8. Menteri penerangan Bahrain, Tariq Al-Muayyad mengatakan hadiah Nobel bagi Najib Mahfuz merupakan satu sumber kebanggaan bagi Mesir dan semua bangsa Arab. Profesor Robin Ostle dari Universitas Oxford mengatakan, ia seorang penutur cerita yang besar dalam setiap bahasa, salah satu yang terbesar dalam masa kita. Itulah rahasia kejeniusannya. Ia mempunyai bakat sangat brilian (Hadiputro, 2001: 263). 9. Sigrid Kahle, seorang pakar sastra Arab di Swedia, menyebut Najib Mahfuz sebagai Bapak Novel Mesir. Menurut dia, kehidupan novel di Mesir belum berusia seabad dan umumnya pun didominasi oleh karya-karya Najib Mahfuz.
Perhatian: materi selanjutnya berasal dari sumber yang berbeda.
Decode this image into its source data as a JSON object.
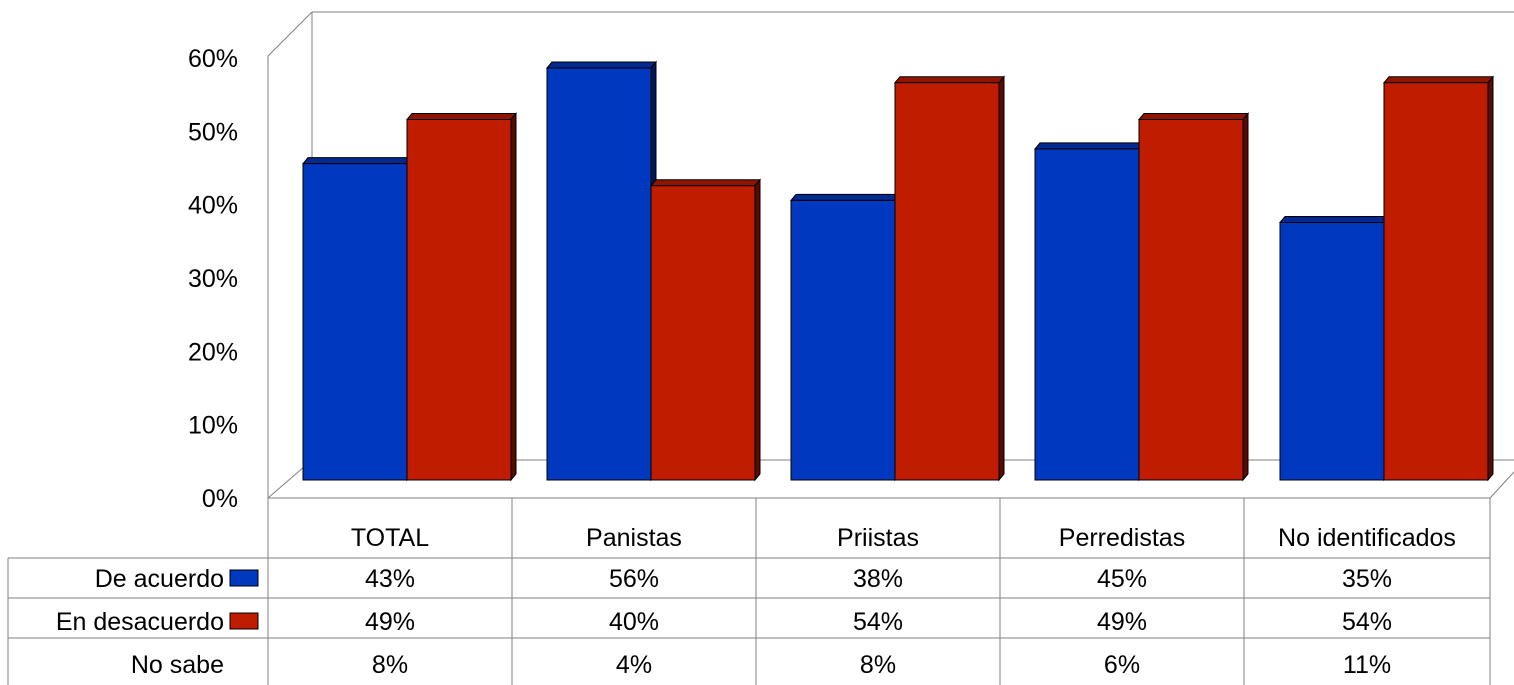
{
  "chart_data": {
    "type": "bar",
    "categories": [
      "TOTAL",
      "Panistas",
      "Priistas",
      "Perredistas",
      "No identificados"
    ],
    "series": [
      {
        "name": "De acuerdo",
        "values": [
          43,
          56,
          38,
          45,
          35
        ],
        "color": "#0038c0",
        "plotted": true
      },
      {
        "name": "En desacuerdo",
        "values": [
          49,
          40,
          54,
          49,
          54
        ],
        "color": "#c01c00",
        "plotted": true
      },
      {
        "name": "No sabe",
        "values": [
          8,
          4,
          8,
          6,
          11
        ],
        "plotted": false
      }
    ],
    "table_labels": [
      [
        "43%",
        "56%",
        "38%",
        "45%",
        "35%"
      ],
      [
        "49%",
        "40%",
        "54%",
        "49%",
        "54%"
      ],
      [
        "8%",
        "4%",
        "8%",
        "6%",
        "11%"
      ]
    ],
    "yticks": [
      "0%",
      "10%",
      "20%",
      "30%",
      "40%",
      "50%",
      "60%"
    ],
    "ylim": [
      0,
      60
    ],
    "grid": false,
    "legend": "data-table",
    "style": "3d-clustered-columns"
  }
}
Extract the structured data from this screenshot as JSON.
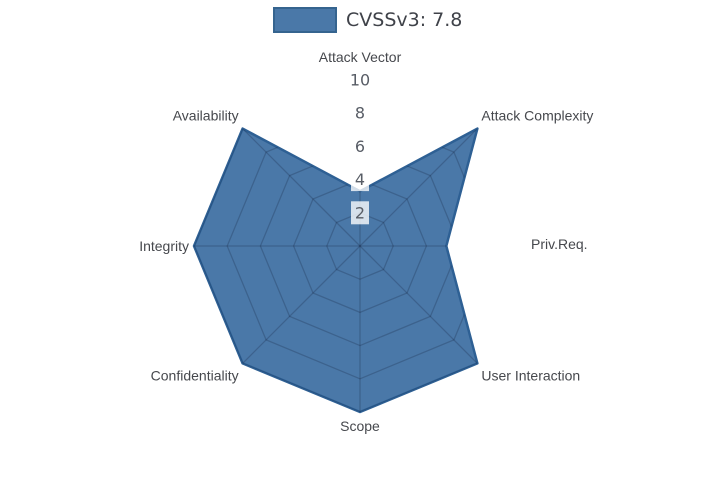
{
  "page": {
    "background": "#ffffff"
  },
  "legend": {
    "label": "CVSSv3: 7.8",
    "swatch_color": "#4a78a8",
    "swatch_border": "#35648f"
  },
  "chart_data": {
    "type": "radar",
    "title": "CVSSv3: 7.8",
    "categories": [
      "Attack Vector",
      "Attack Complexity",
      "Priv.Req.",
      "User Interaction",
      "Scope",
      "Confidentiality",
      "Integrity",
      "Availability"
    ],
    "series": [
      {
        "name": "CVSSv3: 7.8",
        "values": [
          3.3,
          10,
          5.2,
          10,
          10,
          10,
          10,
          10
        ]
      }
    ],
    "radial_ticks": [
      2,
      4,
      6,
      8,
      10
    ],
    "radial_range": [
      0,
      10
    ],
    "start_axis": "top",
    "direction": "clockwise",
    "grid": "spider-web, straight polygon rings, visible only over the filled area",
    "legend_position": "top-center",
    "fill_color": "#4a78a8",
    "line_color": "#2e6094",
    "grid_line_color": "rgba(0,0,20,0.18)",
    "tick_label_color": "#585d66",
    "tick_label_bg": "rgba(255,255,255,0.78)",
    "category_label_color": "#46484d"
  }
}
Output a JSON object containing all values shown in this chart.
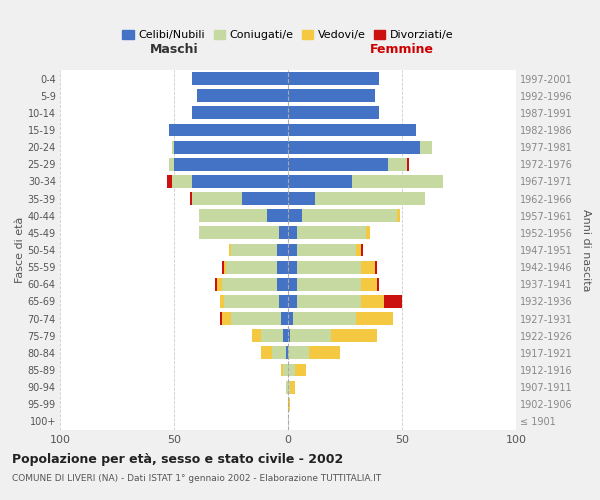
{
  "age_groups": [
    "100+",
    "95-99",
    "90-94",
    "85-89",
    "80-84",
    "75-79",
    "70-74",
    "65-69",
    "60-64",
    "55-59",
    "50-54",
    "45-49",
    "40-44",
    "35-39",
    "30-34",
    "25-29",
    "20-24",
    "15-19",
    "10-14",
    "5-9",
    "0-4"
  ],
  "birth_years": [
    "≤ 1901",
    "1902-1906",
    "1907-1911",
    "1912-1916",
    "1917-1921",
    "1922-1926",
    "1927-1931",
    "1932-1936",
    "1937-1941",
    "1942-1946",
    "1947-1951",
    "1952-1956",
    "1957-1961",
    "1962-1966",
    "1967-1971",
    "1972-1976",
    "1977-1981",
    "1982-1986",
    "1987-1991",
    "1992-1996",
    "1997-2001"
  ],
  "colors": {
    "celibe": "#4472C4",
    "coniugato": "#C5D9A0",
    "vedovo": "#F5C842",
    "divorziato": "#CC1111"
  },
  "maschi": {
    "celibe": [
      0,
      0,
      0,
      0,
      1,
      2,
      3,
      4,
      5,
      5,
      5,
      4,
      9,
      20,
      42,
      50,
      50,
      52,
      42,
      40,
      42
    ],
    "coniugato": [
      0,
      0,
      1,
      2,
      6,
      10,
      22,
      24,
      24,
      22,
      20,
      35,
      30,
      22,
      9,
      2,
      1,
      0,
      0,
      0,
      0
    ],
    "vedovo": [
      0,
      0,
      0,
      1,
      5,
      4,
      4,
      2,
      2,
      1,
      1,
      0,
      0,
      0,
      0,
      0,
      0,
      0,
      0,
      0,
      0
    ],
    "divorziato": [
      0,
      0,
      0,
      0,
      0,
      0,
      1,
      0,
      1,
      1,
      0,
      0,
      0,
      1,
      2,
      0,
      0,
      0,
      0,
      0,
      0
    ]
  },
  "femmine": {
    "nubile": [
      0,
      0,
      0,
      0,
      0,
      1,
      2,
      4,
      4,
      4,
      4,
      4,
      6,
      12,
      28,
      44,
      58,
      56,
      40,
      38,
      40
    ],
    "coniugata": [
      0,
      0,
      1,
      3,
      9,
      18,
      28,
      28,
      28,
      28,
      26,
      30,
      42,
      48,
      40,
      8,
      5,
      0,
      0,
      0,
      0
    ],
    "vedova": [
      0,
      1,
      2,
      5,
      14,
      20,
      16,
      10,
      7,
      6,
      2,
      2,
      1,
      0,
      0,
      0,
      0,
      0,
      0,
      0,
      0
    ],
    "divorziata": [
      0,
      0,
      0,
      0,
      0,
      0,
      0,
      8,
      1,
      1,
      1,
      0,
      0,
      0,
      0,
      1,
      0,
      0,
      0,
      0,
      0
    ]
  },
  "xlim": 100,
  "title": "Popolazione per età, sesso e stato civile - 2002",
  "subtitle": "COMUNE DI LIVERI (NA) - Dati ISTAT 1° gennaio 2002 - Elaborazione TUTTITALIA.IT",
  "ylabel_left": "Fasce di età",
  "ylabel_right": "Anni di nascita",
  "xlabel_left": "Maschi",
  "xlabel_right": "Femmine",
  "legend_labels": [
    "Celibi/Nubili",
    "Coniugati/e",
    "Vedovi/e",
    "Divorziati/e"
  ],
  "bg_color": "#f0f0f0",
  "plot_bg_color": "#ffffff"
}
Setelah Najib Mahfuz menerima hadiah nobel, karya-karyanya diterjemahkan paling tidak ke dalam 20 bahasa Asing (Hadiputro, 2001: 266). 10. Najib Mahfuz telah melahirkan tidak kurang dari 35 karya roman dan 15 kumpulan cerpen (Munthe, 2000: x) serta sejumlah naskah drama dan 30 naskah film (Hadiputro, 2001: 263). Tanpa mengenal berhenti selama lebih dari lima puluh tahun ia menekuni profesi sebagai pencipta sastra ( Munthe, 2000:x). 11. Yusuf Idris, seorang sastrawan terkemuka Mesir, menilai tingkat kedisiplinannya luar biasa. Ia menulis setiap hari selama 50 tahun kecuali Kamis dan Jumat. Ia seorang pendengar yang baik tetapi juga suka berdebat, kata Idris (Hadiputro, 2001:266). 12. Pada tanggal 14 Oktober 1994, Najib Mahfuz diserang oleh Organisasi Jamaah Islamiyah yang menikam lengan dan leherya di luar rumahnya sehingga ia mengalami cacat yang menyulitkannya menulis (Damono, 2000: xiii). Walaupun usaha pembunuhan itu sangat mengganggu kesehatannya, ia tetap optimis, saya tidak terlalu sedih dengan kondisi ini, karena saya masih punya harapan lima tahun lagi, saya dapat menggunakan tangan dan mata saya untuk menulis dan membaca kembali (Munthe, 2000: xi). Sekarang ia masih tinggal di Kairo bersama istri dan kedua putrinya (Damono, 2000: xiii).